There are only few studies comparing laparoscopic and mini-incision approach for living donor nephrectomy. Perry et al., demonstrated that the MIDN is inferior to the laparoscopic approach in many domains. The laparoscopic group had significantly less postoperative pain and required less time to return to normal functional activities than the mini-incision group. In addition, the laparoscopic group showed significantly higher quality of life scores than the mini-incision group.
In a prospective randomized trial comparing psychosocial and physical impairment after MIDN and LDN, Kok et al., have shown that the mini-incision open nephrectomy is especially associated with delayed resumption of normal activities such as return to full activity and driving, and with a diminished quality of life. The probable mechanism explained was the stretching of the abdominal muscles during MIDN results in bruised muscles due to contusions and it takes several weeks to recover. When self retaining retractor blades are used, it may cause nerve stretching and compression leading to neuropraxia. When performing LDN, stretching of the rectus abdominis muscles during extraction of the kidney only lasts for few minutes. This can result in muscular pain during the first few days, but will not take weeks to recover.
Neipp et al., have noted a statistically significant higher incidence of ureter leak following MIDN compared to the ODN group. They considered it as a price for the limited surgical access using MIDN.
There are no large series of MIDN with multiple renal arteries, anomalous renal vasculatures, and obese donors.

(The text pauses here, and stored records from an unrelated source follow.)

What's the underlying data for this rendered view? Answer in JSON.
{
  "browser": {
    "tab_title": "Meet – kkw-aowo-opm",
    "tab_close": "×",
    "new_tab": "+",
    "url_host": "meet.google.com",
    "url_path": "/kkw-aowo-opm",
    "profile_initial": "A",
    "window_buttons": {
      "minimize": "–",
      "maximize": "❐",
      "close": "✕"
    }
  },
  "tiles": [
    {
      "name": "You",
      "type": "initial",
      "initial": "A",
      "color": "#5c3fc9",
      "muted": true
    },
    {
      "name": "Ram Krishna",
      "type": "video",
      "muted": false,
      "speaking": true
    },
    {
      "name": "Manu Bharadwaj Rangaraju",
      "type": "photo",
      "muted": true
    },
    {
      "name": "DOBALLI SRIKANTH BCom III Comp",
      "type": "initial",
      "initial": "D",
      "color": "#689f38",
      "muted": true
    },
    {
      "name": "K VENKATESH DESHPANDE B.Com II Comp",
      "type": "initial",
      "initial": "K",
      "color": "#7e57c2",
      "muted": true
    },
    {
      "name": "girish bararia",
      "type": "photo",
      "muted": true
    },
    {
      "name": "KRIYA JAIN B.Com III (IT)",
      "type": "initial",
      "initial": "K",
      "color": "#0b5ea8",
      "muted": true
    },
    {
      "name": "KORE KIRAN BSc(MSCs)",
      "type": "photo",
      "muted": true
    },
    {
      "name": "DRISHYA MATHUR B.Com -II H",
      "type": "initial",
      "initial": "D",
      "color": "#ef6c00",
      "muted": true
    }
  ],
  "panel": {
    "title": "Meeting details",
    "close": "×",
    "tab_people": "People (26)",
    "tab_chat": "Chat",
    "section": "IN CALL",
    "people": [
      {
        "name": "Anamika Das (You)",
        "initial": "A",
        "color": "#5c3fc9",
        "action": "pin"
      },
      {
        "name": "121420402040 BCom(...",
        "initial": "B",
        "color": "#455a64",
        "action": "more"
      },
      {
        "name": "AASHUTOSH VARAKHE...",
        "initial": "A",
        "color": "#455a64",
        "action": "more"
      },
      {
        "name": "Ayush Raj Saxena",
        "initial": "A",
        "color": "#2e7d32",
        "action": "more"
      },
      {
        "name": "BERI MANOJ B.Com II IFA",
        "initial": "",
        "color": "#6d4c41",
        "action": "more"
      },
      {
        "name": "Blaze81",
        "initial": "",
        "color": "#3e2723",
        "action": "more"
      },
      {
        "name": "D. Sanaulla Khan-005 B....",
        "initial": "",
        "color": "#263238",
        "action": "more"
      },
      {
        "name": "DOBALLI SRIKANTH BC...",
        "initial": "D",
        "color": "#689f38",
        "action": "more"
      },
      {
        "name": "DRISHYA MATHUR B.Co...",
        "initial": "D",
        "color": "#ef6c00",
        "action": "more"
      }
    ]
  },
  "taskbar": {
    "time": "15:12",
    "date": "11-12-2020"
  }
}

Kok and colleagues have considered 15 cm long incision as mini-incision in their study for obese donors. A mini- incision ranging up to 15 cm cannot be considered a mini- incision even in an obese donor and should be concordance with the definition of a conversion in laparoscopic surgery such as when the intended incision must be enlarged.
In India, majority of large transplant centers perform LDN. Till June 2009, at Institute of Kidney Diseases and Research Centre, Ahmedabad, we have performed over 500 retroperitoneoscopic donor nephrectomy and over 100 LDN. At Muljibhai Patel Urological Hospital, Nadiad, 537 LDN were performed. Other centers such as Sanjay Gandhi Post Graduate Institute, Lakhnow; Christian Medical College, Vellore; All India Institute of Medical Sciences, New Delhi; and many more teaching institutions have adopted LDN as the principle mode of surgery for kidney donation. Most of these are premier teaching institutions and training the students for various laparoscopic surgeries including donor nephrectomy. This gives a background for future generation for offering LDN, both in teaching and non- teaching institutions and other centers for transplantation. ODN, though standard of care at most of these teaching institutions, is used only at rare occasions. Majority of the time ODN is performed by classical flank approach with or without rib resection. Training in MIDN is lacking even at majority of teaching institution. Only one center in India has published data of mini-incision donor nephrectomy.  This underscores limited acceptance of MIDN. Further, cost- effective LDN has removed the incentives for opting ODN in the developing country such as India.
LDN has evolved over a period of ten years and there are adequate data to accept it as a new standard of care for the donor. Evolution of mini-incision ODN is associated with upper abdominal incision and, randomized controlled trials with high level of evidence have suggested that LDN is having better outcome than the mini-incision ODN.
Source of Support: Nil
Conflict of Interest: None declared.